Nowadays, thank goodness, I don't have to imagine I'm a woman any more so there's room for other dreams and wishes.  My fantasies are all about cute older guys and these days they feel way more close and real than ever before because they're possible.  Flirting is fine but some time soon I want to start dating again.  I know that he's out there somewhere and I'm wishing all over again.

Maybe I should look around for a dandelion...

Sunday, August 7, 2011

Tell Me the Story Again Momma!

One of the pleasures of childhood is having your hair brushed (unless you had knots (my hair was upsettingly (for me) short - see photo!!), another was being read to.  Having your Mom read a story was beaten by only one thing, having Momma TELL you a story.  That's when stories came alive.  I could look into my Momma's eyes, see her smile, hear sense and feel what she had to tell with an intimacy which no story read off a page could ever give.  Being an only child, all this was just for me.  What a gift.  Momma wrote stories too though they were too grown up for a child to read.  I came to read those later in life but it's the storytelling I remember best.

Tea with Teddy & Momma (I cried over that haircut!)

It's hardly surprising then that when I became a kindergarten teacher one of the loveliest times of the day for me was the end of the afternoon, just sitting with the children around me on the rug in the quiet corner, reading or preferably re-telling a story.  Re-telling was good.  Even if the story was Goldilocks or some other well known tale, re-telling it in your own words made it come alive.  It didn't matter how many times you told the story, the retelling was slightly different.  The details were the same but the focus and interpretation altered depending on your mood.  It brought the story alive in fresh and surprising ways, even for me as the storyteller.

But times have changed.  I have a whole new slant on storytelling now.  The audience is a tad older and  professionally qualified.  There's generally only one person in the audience.  The trouble is, having told the story once or twice, (and this time it makes me cry) I get passed on to yet another audience and asked to tell my story again...and again....and again.  The audience makes occasional notes, reflects my tale back to me, asks me questions, challenges, probes and summarizes. 

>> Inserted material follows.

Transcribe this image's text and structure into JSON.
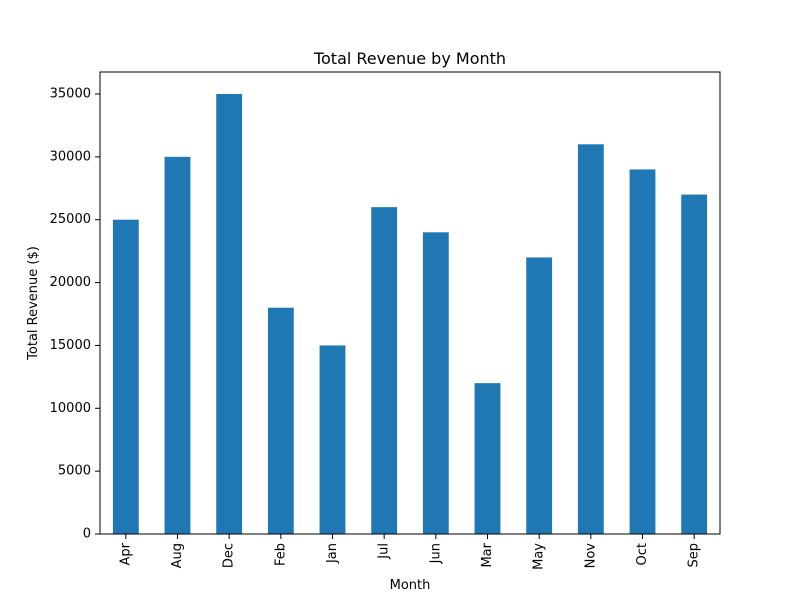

For once I'm getting a little tired of storytelling for this is MY story and retelling it involves reliving all the painful horrible bits of growing up as a boy who felt like a girl and was inside herself.  So far I've had to retell the story 8 times to a variety of therapists, psychiatrists and others who needed to know.  They're all gatekeepers in some way for the various services or help I've had to access over nearly seven years of transitioning.

At the beginning of July this year I talked with my current therapist about my forthcoming assessment at Charing Cross Hospital here in the UK.  I need this in order to access GRS.  Yes, after 6+ years of living and working as a woman, the Health Commissioning Authority here in Wales has agreed to fund my surgery.  Meanwhile in the process of getting on with my life as a woman, socialising, working, flirting, mothering, buying shoes....I could almost have forgotten ever having been thought to be male, except for that tiny little problem when I undress..... :-S

What I mainly discussed with my therapist was the sad fact that in a month or so's time I would have to yet again re-tell my story.  It's likely that after 8 attempts, even if I was deluding myself about the need to transition, I would probably have my story 'pat' by now.  That leads me to wonder what sort of gatekeeping this is and what value the process has if any? I will re-tell my story of course, and this time maybe I will be able to add fresh insights.  I still can't help wishing though that it had been different.